Coates started his writing career as a journalist, and became the civil rights columnist for The Atlantic. For those Caucasians that advise Black folk to just get over this nation’s ugly history because slavery has been gone for 150 years, he has a response. Pull up your socks and be ready. To Bill Cosby and Patrick Moynihan and anybody else that wants to blame the high poverty level on the demise of the Black family, look out. And for anyone that seriously believes that the election of Barack Obama to the presidency is proof that America’s institutional racism is dead and gone, step back a minute.

When Coates sets out to make a point, he comes armed for conflict. Not only is he searing eloquent, his research is hard to dispute. Regarding white folk that hold themselves blameless for what their ancestors have done, he wonders why we feel so free to claim our veterans every May and November and yet pretend that our white bedsheeted predecessors have nothing to do with us.

He has a point.

For those of us that are persuaded that the election of Donald Trump to the White House is more about economics and the unemployment of poor white people or the abrasive nature of Ms. Clinton than about white supremacy, Coates has some cogent arguments that run in the other direction. It’s enough to make you stop and think, and that’s why I am tardy with my review.

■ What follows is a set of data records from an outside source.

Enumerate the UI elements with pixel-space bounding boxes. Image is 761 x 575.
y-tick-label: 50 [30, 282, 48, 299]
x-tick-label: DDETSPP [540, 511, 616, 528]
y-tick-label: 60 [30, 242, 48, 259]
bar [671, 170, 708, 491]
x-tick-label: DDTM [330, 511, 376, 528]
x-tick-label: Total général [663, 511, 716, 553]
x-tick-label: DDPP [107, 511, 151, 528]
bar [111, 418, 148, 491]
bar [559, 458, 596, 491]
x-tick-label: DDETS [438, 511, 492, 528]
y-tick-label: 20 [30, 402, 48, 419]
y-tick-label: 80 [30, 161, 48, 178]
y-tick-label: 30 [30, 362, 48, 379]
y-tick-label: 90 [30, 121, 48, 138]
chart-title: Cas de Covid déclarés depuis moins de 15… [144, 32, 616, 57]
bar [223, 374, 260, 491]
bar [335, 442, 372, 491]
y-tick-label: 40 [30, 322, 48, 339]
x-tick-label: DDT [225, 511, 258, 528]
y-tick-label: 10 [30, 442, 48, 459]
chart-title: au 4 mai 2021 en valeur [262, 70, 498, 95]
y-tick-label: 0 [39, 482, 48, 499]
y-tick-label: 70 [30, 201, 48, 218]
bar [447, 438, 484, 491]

I read in small bites, and then I had to reconsider some of my own conclusions. And although it stings, great writing does this. If we are paying attention, we have to realign some of our own thinking in order to meet the reality this book presents.

Coates is bemused by Caucasian readers that love his work. I understand his bewilderment; nobody likes to hear bad news about the characters of their ancestors, let alone about themselves. But if a thing needs doing, it needs to be done right, and in that respect, Coates is undeniable.

Highly recommended to everyone genuinely interested in civil rights in the USA.